Fermented Chinese Formula Shuan-Tong-Ling Protects Brain Microvascular Endothelial Cells against Oxidative Stress Injury

1Third-Grade Pharmacological Laboratory on Chinese Medicine Approved by State Administration of Traditional Chinese Medicine, Medical College of China Three Gorges University, Yichang, Hubei 443002, China
2Key Laboratory of Cardiovascular and Cerebrovascular Diseases Translational Medicine, China Three Gorges University, Yichang, Hubei 443002, China
3Yiling Hospital, Yichang, Hubei 443100, China
4Yichang Hospital of Traditional Chinese Medicine, Clinical Medical College of Traditional Chinese Medicine, China Three Gorges University, Yichang, Hubei 443003, China

Received 31 July 2016; Revised 24 October 2016; Accepted 31 October 2016

Academic Editor: Ki-Wan Oh

Copyright © 2016 Lingjing Tan et al. This is an open access article distributed under the Creative Commons Attribution License, which permits unrestricted use, distribution, and reproduction in any medium, provided the original work is properly cited.
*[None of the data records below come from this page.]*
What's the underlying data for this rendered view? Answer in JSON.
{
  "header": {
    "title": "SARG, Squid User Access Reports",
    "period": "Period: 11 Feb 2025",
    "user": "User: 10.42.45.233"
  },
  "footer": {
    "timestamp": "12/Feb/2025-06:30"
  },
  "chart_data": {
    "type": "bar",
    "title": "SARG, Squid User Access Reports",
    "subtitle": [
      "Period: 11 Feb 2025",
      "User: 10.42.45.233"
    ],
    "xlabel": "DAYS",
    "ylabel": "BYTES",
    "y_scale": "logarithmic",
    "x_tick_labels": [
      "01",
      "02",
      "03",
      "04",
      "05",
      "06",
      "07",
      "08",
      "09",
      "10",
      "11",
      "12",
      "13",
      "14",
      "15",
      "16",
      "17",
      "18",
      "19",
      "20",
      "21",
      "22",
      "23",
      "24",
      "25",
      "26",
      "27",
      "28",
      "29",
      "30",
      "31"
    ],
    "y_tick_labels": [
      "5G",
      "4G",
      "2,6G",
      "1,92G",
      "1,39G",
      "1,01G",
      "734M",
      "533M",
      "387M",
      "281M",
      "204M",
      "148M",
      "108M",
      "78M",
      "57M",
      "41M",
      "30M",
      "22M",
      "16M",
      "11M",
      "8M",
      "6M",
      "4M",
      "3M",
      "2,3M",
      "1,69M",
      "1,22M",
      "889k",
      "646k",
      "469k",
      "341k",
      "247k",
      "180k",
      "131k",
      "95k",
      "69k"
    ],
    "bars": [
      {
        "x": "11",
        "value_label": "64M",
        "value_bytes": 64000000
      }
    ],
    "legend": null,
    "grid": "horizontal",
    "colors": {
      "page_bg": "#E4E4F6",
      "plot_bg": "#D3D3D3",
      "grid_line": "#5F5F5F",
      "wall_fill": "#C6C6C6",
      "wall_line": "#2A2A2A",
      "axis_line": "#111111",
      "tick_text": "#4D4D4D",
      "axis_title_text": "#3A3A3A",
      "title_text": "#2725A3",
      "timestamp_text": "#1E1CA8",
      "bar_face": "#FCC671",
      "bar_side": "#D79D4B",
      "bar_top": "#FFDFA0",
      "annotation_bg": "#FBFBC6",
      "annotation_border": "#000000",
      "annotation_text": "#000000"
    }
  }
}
Fermented Chinese formula Shuan-Tong-Ling (STL), composed of fourteen medicinal herbs, was an experiential formula by Dr. Zhigang Mei for treating vascular encephalopathy, but the underlying mechanisms remained unknown. In this study, we aimed to investigate the protective effects of fermented STL on hydrogen peroxide- (H2O2-) induced injury in rat brain microvascular endothelial cells (BMECs) and the possible mechanisms. Cultured BMECs were treated with H2O2, STL, or nicotinamide (NAM, a SIRT1 inhibitor). Then, 3-(4,5-dimethylthiazol-2-yl)-2,5-diphenyl-2H-tetrazolium bromide (MTT) assay was employed to detect cell proliferation and senescence-associated beta-galactosidase (SA-β-gal) was used to examine cell senescence. Cell nuclei were observed by 4′,6-diamidino-2-phenylindole. Additionally, changes in reactive oxygen species (ROS), superoxide dismutase (SOD), and glutathione (GSH) levels were measured. Expression of SIRT1, p21, and PGC-1α was determined by western blot. Cell proliferation significantly increased with STL treatment in a dose-dependent manner. H2O2 treatment could intensify cell senescence and nuclei splitting or pyknosis. With STL treatment, the reduced ROS level was accompanied by increased SOD and GSH activity. Further assays showed upregulation of SIRT1 and PGC-1α and downregulation of p21 after STL treatment. The results revealed that STL could protect BMECs against oxidative stress injury at least partially through the SIRT1 pathway.